A restrictive covenant is a clause, which can either restrict the freedom of an individual or entity in a business agreement or affect the usage of land, thereby setting specific limitations and obligations.
In common law, a seal is an impression on wax or another substance capable of being impressed, used to attest to the execution of an instrument. The term 'seal' and the letters 'L.S.' (locus sigilli, 'place of the seal') are commonly used for the same purpose today.
A service contract is a legally binding agreement between an employer and a director or other very senior employee, outlining terms of employment, responsibilities, and protections for both parties.
Several liability is a legal concept in which multiple parties can be held independently responsible for their own specified obligations or debts in a contractual agreement.
Specific performance is a legal remedy in contract law, requiring the breaching party to fulfill their obligations under the contract, typically enforced when the subject matter is unique.
A stipulation refers to a specific term or condition within a written contract, or any set of agreed-upon terms and conditions that establish duties, rights, and responsibilities of the parties involved.
Substitution refers to the act of replacing one element with another in various contexts including banking, contract law, economics, law, and securities.
A surety bond is a legally binding contract involving three parties: the principal, the surety, and the obligee, where the surety agrees to fulfill the obligation if the principal defaults.
A lease agreement where the duration is fixed and agreed upon by both parties, running for a specific term such as two months, three years, ten years, and so on.
Tender of Delivery refers to the seller's placement of goods at the buyer's disposal in accordance with the terms of the contract. Failure to tender delivery or refusal to take delivery may constitute a breach of contract.
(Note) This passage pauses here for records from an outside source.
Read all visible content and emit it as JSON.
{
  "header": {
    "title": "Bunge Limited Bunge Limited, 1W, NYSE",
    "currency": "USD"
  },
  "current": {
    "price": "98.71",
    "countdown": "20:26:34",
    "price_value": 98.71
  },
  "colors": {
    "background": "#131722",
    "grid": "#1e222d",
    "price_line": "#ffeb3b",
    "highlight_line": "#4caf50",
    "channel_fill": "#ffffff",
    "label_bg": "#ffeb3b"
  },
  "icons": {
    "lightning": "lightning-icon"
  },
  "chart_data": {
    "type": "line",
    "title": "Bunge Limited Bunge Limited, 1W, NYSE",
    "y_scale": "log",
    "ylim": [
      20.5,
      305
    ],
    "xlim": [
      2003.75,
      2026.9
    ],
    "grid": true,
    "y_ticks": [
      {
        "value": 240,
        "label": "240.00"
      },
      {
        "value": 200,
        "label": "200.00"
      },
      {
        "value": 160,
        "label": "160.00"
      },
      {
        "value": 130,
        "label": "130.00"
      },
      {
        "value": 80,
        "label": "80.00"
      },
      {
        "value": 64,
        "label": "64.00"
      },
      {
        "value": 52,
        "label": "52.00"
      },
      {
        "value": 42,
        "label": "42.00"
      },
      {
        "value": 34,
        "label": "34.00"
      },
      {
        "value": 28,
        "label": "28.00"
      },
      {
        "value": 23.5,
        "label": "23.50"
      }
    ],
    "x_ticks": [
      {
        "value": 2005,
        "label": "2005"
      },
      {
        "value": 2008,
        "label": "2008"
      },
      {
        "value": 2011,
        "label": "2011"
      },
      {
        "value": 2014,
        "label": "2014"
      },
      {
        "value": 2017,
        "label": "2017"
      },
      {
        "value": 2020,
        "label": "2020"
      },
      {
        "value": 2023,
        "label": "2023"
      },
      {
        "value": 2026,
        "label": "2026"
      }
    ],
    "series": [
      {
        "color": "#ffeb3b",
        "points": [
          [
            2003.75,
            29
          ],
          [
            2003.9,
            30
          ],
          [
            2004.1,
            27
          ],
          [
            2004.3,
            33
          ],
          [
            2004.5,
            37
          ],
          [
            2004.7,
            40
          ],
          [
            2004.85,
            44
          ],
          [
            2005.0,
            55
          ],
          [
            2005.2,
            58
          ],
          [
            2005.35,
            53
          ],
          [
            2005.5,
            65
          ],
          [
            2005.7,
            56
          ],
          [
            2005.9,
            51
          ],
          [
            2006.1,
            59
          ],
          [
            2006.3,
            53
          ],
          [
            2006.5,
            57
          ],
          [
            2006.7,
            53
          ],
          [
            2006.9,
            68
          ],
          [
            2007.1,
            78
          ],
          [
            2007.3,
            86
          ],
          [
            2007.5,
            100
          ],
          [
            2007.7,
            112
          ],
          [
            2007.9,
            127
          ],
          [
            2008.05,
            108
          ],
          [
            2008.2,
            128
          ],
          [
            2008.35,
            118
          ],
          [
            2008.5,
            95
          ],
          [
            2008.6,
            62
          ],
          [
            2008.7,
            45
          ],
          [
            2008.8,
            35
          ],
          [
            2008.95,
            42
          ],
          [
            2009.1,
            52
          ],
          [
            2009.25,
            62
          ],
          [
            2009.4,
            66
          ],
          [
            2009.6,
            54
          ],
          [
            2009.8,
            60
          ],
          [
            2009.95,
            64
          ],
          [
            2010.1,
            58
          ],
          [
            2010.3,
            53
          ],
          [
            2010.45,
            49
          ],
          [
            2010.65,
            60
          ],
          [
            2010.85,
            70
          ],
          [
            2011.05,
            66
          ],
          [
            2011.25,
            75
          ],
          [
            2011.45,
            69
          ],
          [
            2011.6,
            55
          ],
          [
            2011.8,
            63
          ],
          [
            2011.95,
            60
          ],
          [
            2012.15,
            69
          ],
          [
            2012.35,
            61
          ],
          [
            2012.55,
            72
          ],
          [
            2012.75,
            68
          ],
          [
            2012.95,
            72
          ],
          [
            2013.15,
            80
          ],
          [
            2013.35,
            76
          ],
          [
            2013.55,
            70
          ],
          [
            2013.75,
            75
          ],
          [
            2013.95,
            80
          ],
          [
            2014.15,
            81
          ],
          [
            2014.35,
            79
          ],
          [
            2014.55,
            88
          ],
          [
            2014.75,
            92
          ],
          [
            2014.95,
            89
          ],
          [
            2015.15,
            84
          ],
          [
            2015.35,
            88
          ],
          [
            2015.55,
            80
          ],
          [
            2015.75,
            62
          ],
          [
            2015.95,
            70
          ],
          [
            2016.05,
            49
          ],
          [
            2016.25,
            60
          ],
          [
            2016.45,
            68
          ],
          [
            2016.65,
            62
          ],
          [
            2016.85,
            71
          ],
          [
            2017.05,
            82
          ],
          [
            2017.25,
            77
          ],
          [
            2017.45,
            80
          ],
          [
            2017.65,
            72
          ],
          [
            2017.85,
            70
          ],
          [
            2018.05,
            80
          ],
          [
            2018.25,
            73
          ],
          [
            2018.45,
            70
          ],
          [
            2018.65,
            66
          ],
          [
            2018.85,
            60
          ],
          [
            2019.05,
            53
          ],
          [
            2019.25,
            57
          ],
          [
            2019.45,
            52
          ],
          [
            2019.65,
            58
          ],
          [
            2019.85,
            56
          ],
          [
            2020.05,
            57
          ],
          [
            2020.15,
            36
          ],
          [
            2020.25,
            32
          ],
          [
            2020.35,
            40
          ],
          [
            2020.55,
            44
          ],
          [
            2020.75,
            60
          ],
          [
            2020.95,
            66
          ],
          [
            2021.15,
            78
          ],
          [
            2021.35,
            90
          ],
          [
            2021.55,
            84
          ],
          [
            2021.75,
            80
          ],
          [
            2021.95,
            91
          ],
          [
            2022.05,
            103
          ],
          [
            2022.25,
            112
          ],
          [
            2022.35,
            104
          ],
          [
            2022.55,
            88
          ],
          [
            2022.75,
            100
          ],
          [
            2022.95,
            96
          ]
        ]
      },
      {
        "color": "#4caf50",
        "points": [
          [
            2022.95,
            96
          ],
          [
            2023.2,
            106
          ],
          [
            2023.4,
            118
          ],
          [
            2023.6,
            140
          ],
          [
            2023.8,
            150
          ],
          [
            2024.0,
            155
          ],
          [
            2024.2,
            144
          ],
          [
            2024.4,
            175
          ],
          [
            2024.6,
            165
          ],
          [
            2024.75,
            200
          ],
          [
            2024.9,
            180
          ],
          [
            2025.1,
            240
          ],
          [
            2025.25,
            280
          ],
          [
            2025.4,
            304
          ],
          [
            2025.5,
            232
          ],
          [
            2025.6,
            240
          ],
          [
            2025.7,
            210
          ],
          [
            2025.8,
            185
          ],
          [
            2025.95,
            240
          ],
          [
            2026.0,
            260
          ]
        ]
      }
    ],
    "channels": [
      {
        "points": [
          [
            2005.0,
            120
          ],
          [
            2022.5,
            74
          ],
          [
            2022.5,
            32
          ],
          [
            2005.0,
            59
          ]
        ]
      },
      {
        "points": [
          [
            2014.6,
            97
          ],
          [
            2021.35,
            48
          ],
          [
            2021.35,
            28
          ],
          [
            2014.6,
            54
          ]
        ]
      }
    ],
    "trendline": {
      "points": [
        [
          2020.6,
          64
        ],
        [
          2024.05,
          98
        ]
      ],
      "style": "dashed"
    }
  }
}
A title retention clause, commonly known as a Romalpa clause, is a contractual clause ensuring that the seller retains ownership of the goods supplied until the buyer has paid the full purchase price.
A unilateral contract is an agreement whereby one party makes a promise to do, or refrain from doing, something in return for an actual performance by the other party, rather than a mere promise of performance.
Valuable consideration refers to any promised payment or benefit that can be legally enforced by a promisee against an unwilling promisor, typically involving money, extension of time, or other economic equivalents.
Intentional and voluntary surrender of some known right, which generally may either result from an express agreement or be inferred from circumstances.